Another challenge relates to the accuracy of the response. To realise the anticipated benefits, GenAI interactions and creations need to be extremely accurate, however the models will only be as

accurate as the data and context it knows. Since advanced LLMs such as ChatGPT have no knowledge of the telco business and its processes, GenAI can be left with ambiguous input that is not tuned to the specifics of the telco industry, which may result in erroneous responses. Providing this know-how is essential to bridge the power of LLMs with BSS/OSS data. And it’s not just about LLMs. The telco business will require multiple GenAI foundational models that are tailored for specific business needs – including those focused on images, designs, or code.

Lastly, large, advanced LLMs that meet the quality of ChatGPT are extremely costly to build in-house and have significant running costs. OpenAI CEO Sam Altman was quoted in saying GPT-4 models cost over $100M to train with daily running costs in the order of $700k. These investments are prohibitive for many CSPs.

To overcome these challenges and create high quality responses, a new approach is needed to mediate between different types of GenAI models, users or systems that make use of GenAI, and telco data. By isolating proprietary data from direct access public models, new techniques can be used to enrich GenAI models with the right data, context, instructions and knowledge it needs – in a safe and secure way. Using this new approach, it’s anticipated that immediate GenAI use cases will be in customer care, with GenAI digital assistants along with agent support providing immediate call centre efficiency benefits, as well as digital operations technicians to automate many manual tasks of today.

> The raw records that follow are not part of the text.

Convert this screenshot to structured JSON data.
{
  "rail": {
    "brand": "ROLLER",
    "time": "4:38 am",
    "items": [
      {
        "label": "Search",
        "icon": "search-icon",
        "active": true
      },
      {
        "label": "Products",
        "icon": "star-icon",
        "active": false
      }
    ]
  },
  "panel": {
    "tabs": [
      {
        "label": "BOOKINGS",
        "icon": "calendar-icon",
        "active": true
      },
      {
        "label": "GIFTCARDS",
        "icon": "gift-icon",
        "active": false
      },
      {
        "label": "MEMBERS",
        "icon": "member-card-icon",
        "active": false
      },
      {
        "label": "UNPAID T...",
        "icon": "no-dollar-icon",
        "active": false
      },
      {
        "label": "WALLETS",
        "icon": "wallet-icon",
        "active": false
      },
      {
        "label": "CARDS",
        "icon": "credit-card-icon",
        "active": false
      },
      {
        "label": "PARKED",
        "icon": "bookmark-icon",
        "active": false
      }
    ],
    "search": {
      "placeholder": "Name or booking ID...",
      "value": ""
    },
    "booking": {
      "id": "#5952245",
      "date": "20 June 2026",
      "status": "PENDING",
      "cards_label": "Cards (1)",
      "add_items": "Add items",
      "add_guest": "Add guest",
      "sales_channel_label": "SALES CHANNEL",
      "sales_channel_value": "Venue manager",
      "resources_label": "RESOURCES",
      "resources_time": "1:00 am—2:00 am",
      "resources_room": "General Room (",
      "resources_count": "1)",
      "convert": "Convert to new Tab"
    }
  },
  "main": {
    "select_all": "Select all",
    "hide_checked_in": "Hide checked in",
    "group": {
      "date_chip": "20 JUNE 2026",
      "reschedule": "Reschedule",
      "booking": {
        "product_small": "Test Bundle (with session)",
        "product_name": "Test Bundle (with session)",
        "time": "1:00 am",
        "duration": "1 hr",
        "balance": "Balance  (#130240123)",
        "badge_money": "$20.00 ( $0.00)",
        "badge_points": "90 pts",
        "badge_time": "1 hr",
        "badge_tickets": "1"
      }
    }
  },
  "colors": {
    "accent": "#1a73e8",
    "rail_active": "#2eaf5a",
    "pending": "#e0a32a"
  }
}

With the potential of significant productivity gains across business domains, including sales, marketing, business operations, and network operations, it’s not surprising that GenAI is now a topic of discussion in boardrooms. Fundamental to the discussions is their ability to rapidly form teams to accelerate the adoption of GenAI across the business.

Capture the value and benefits of GenAI

By harnessing the value of GenAI and BSS/OSS data, operators will be able to:

1. Reduce costs: By improving first-contact resolution and reducing cost per contact, customer support costs will significantly decrease, while the quality of the customer experience will greatly improve. On the network and business operational side, staff will be used more efficiently.

2. Enrich provisioning and troubleshooting support: With GenAI, digital assistants can be used to provide real-time support for provisioning and maintenance. It can also provide troubleshooting assistance for premise-based network problems, which can be personalised based on intelligent customer segmentation.

3. Increase revenue: Through the rapid creation of business ideas such as offers, promotions, and discounts, telcos will be able to close deals faster, as well as quickly design and test new services, increasing revenue.

4. Improve prediction and optimisation: Using GenAI to produce synthetic data, a sparse data set for model training of predictive maintenance or the detection of unusual calling patterns indicating fraud will be greatly improved. Additionally, the generation of new data has a wider implication in the training of predictive models and improving the optimisation of systems.

5. Deliver exceptional customer experiences: The data GenAI pulls from the operator’s BSS/OSS will result in higher net promoter scores, enhanced customer satisfaction, and improved customer effort scores.

For operators to unlock the full potential of GenAI, integration of their BSS/OSS, as well as developing new approaches and ways of thinking will be key. With its extraordinary capabilities, GenAI is set to transform and revolutionise the telco industry.